Bullet News in Niagara reports that
Niagara Health System (NHS) officials kept quiet the deaths of five C. difficile patients at hospitals in Niagara Falls and Welland, even as they struggled to bring under control an official outbreak at St. Catharines General where 10 elderly patients have died in less than four weeks.
The Bullet adds that as late as Friday afternoon, NHS officials had made no mention of the deaths of four C. difficile patients at Greater Niagara General hospital and one at Welland County General hospital between May 12 and June 16. The deaths were revealed later Friday – a full day after official outbreaks were declared at the Welland and Niagara Falls hospitals – by way of a single sentence at the bottom of a notice posted on the health system’s website.
“I just can’t believe it,” said Niagara Falls MPP Kim Craitor, who said he intends to contact Ontario Health Minister Deb Matthews over the weekend to ask her to launch an investigation. “This warrants a complete investigation of the management of the NHS,” said Craitor, who learned of the deaths when contacted by a Bullet News reporter Friday evening.
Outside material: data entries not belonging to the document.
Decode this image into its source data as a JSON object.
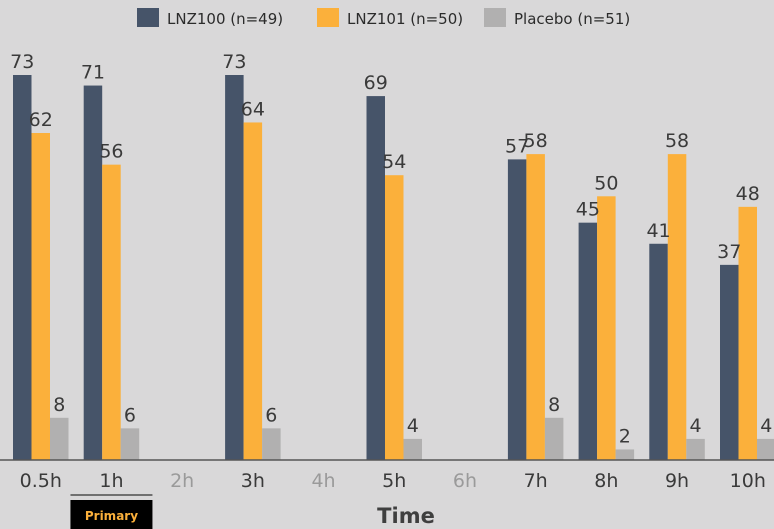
{
  "chart_data": {
    "type": "bar",
    "categories": [
      "0.5h",
      "1h",
      "2h",
      "3h",
      "4h",
      "5h",
      "6h",
      "7h",
      "8h",
      "9h",
      "10h"
    ],
    "series": [
      {
        "name": "LNZ100 (n=49)",
        "color": "#465469",
        "values": [
          73,
          71,
          null,
          73,
          null,
          69,
          null,
          57,
          45,
          41,
          37
        ]
      },
      {
        "name": "LNZ101 (n=50)",
        "color": "#fbb03b",
        "values": [
          62,
          56,
          null,
          64,
          null,
          54,
          null,
          58,
          50,
          58,
          48
        ]
      },
      {
        "name": "Placebo (n=51)",
        "color": "#b1b0b0",
        "values": [
          8,
          6,
          null,
          6,
          null,
          4,
          null,
          8,
          2,
          4,
          4
        ]
      }
    ],
    "xlabel": "Time",
    "ylabel": "",
    "ylim": [
      0,
      73
    ],
    "grid": false,
    "legend": "top-center",
    "badge": {
      "label": "Primary",
      "category": "1h",
      "text_color": "#fbb03b",
      "background": "#000000"
    },
    "tick_colors": {
      "with_data": "#3a3a3a",
      "no_data": "#9a9a9a"
    }
  }
}
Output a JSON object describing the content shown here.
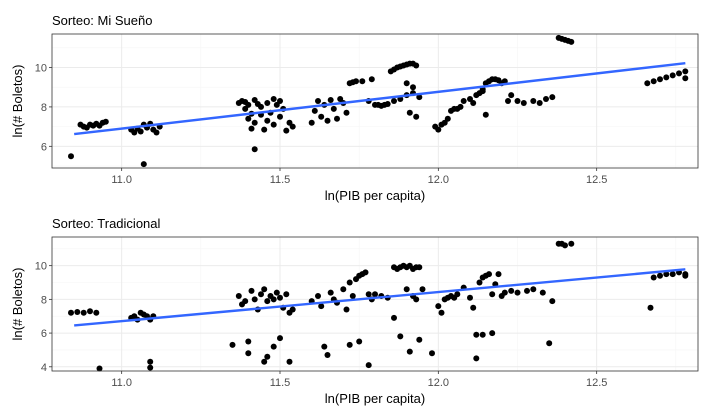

“This is huge. They’re hiding deaths.”
Niagara Falls Mayor Jim Diodati went even further. Diodati, a vocal critic of NHS restructuring, said he lost all confidence in the ability of NHS to manage the outbreaks gripping Niagara’s three largest acute-care hospitals. Diodati said said he thinks it’s time for the province to appoint a hospital supervisor.
For its part the Hospital told Bullet News that there’s no reason to believe the outbreaks are related, or that the results have been caused by cross contamination of sites due to patients transfers. “These are three separate outbreaks and there’s no evidence to suggest they’re linked at this time.”
OCHU has long called for the province to require hospitals to report superbug deaths.